EStG § 35a Abs. 2 S. 5
Nachweiserfordernisse nach § 35a Abs. 2 Satz 5 EStG.
Finanzgericht Niedersachsen

13 K 330/07

Tatbestand:

Die Klägerin ließ im Streitjahr 2006 die Fenster und Haustürflächen streichen. Hierfür erhielt sie eine Rechnung über 913,20 EUR. Nach Abzug eines Skontobetrags in Höhe von 13,20 EUR zahlte sie am 12. Oktober 2006 dem Handwerker in bar einen Betrag in Höhe von 900 EUR aus. Der Handwerker zahlte am 13. Oktober 2006 einen Betrag in Höhe von 900 EUR auf sein Geschäftskonto bei der Volksbank O Nr. xxxxxxx ein.

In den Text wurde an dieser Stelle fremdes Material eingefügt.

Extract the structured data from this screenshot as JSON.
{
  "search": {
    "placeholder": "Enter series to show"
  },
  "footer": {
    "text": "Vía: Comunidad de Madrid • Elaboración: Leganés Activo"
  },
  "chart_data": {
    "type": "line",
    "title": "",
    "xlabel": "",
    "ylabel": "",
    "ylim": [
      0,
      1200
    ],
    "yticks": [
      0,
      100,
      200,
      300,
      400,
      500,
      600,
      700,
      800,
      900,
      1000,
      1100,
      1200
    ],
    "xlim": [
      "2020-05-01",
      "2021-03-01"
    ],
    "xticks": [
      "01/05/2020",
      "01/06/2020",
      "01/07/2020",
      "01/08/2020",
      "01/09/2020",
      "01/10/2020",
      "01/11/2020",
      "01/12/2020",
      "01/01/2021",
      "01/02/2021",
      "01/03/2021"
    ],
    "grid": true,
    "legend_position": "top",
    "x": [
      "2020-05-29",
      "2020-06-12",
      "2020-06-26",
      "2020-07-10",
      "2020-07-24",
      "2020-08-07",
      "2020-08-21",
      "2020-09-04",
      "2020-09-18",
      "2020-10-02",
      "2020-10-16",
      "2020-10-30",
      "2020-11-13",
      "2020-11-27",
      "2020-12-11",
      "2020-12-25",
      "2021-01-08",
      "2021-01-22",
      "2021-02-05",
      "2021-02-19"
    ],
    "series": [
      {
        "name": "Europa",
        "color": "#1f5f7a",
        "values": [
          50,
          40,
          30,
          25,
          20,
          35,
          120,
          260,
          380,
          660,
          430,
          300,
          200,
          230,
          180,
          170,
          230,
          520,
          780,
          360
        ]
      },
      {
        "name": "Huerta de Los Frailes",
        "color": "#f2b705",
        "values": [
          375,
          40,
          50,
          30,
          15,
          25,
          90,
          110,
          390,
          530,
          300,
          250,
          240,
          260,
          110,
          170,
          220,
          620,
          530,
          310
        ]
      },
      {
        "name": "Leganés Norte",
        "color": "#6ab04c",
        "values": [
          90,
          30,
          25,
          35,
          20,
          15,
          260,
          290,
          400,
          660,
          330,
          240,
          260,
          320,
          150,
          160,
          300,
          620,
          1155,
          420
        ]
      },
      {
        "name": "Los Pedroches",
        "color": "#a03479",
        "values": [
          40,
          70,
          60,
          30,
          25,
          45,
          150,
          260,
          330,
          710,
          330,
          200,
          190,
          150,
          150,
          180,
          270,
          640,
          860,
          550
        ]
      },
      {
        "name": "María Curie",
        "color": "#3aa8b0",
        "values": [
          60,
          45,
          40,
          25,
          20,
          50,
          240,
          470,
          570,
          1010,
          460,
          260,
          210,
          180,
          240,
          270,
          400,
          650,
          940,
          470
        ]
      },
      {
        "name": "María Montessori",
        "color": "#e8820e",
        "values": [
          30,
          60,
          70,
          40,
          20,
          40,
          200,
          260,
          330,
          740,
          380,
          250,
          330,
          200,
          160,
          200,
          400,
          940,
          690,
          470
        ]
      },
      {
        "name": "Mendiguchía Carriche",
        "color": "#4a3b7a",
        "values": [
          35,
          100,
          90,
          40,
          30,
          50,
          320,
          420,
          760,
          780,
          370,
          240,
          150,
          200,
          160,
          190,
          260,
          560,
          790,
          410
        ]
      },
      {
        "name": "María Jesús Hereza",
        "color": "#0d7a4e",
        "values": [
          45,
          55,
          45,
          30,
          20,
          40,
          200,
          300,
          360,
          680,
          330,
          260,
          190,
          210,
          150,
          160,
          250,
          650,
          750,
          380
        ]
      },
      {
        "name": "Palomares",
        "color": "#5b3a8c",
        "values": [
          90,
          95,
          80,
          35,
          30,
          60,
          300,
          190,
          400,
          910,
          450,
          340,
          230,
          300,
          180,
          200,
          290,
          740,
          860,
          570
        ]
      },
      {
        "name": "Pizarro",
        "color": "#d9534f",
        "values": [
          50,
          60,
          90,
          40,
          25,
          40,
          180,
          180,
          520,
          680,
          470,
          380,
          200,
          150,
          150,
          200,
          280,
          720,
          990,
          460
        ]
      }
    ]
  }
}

Der Einkommensteuerbescheid für 2006 erging am 15. März 2007. Am 29. März 2007 legte die Klägerin Einspruch ein und beantragte, haushaltsnahe Dienstleistungen in Höhe von 913 EUR zu berücksichtigen. Die Klägerin legte eine Bestätigung des Handwerkers und einen Kontoauszug des Geschäftskontos des Handwerkers vor, der für den 13. Oktober 2006 eine Einzahlung in Höhe von 900 EUR auswies. Die Klägerin vertrat die Auffassung, dass es Sinn und Zweck des § 35a Abs. 2 Satz 5 EStG sei, "Schwarzgeldzahlungen" zu vermeiden. Eine Schwarzgeldzahlung sei hier nicht gegeben, weil der Malermeister noch am selben Tag den Betrag auf sein Geschäftskonto eingezahlt habe. Die Klägerin habe auf das Konto des Handwerkers gezahlt, wenngleich die Zahlung über die Person des Handwerkers erfolgt sei. Der Sinn und Zweck des § 35a Abs. 2 Satz 5 EStG sei damit erfüllt.

Mit Einspruchsbescheid vom 18. Juni 2007 wurde der Einspruch zurückgewiesen. Die Voraussetzungen des § 35a Abs. 2 EStG seien nicht erfüllt. Die vorgelegte Rechnung enthalte keine Aufteilung zwischen Materialkosten und Arbeitsstunden. Materialaufwendungen seien nicht begünstigt. Die Barzahlung sei nach dem Wortlaut des § 35a Abs. 2 Satz 5 EStG nicht begünstigt. Sie würde auch nicht dem Gesetzeszweck entsprechen, weil Barzahlungen von der Steuervergünstigung ausgeschlossen werden sollten. Der Nachweis der Zahlung auf das Konto des Leistungserbringers sei materiell-rechtliche Voraussetzung für die steuerliche Begünstigung der Aufwendungen. Dementsprechend habe der Bundesminister der Finanzen in dem Anwendungsschreiben vom 3. November 2006 klargestellt, dass Barzahlungen nicht anerkannt werden könnten.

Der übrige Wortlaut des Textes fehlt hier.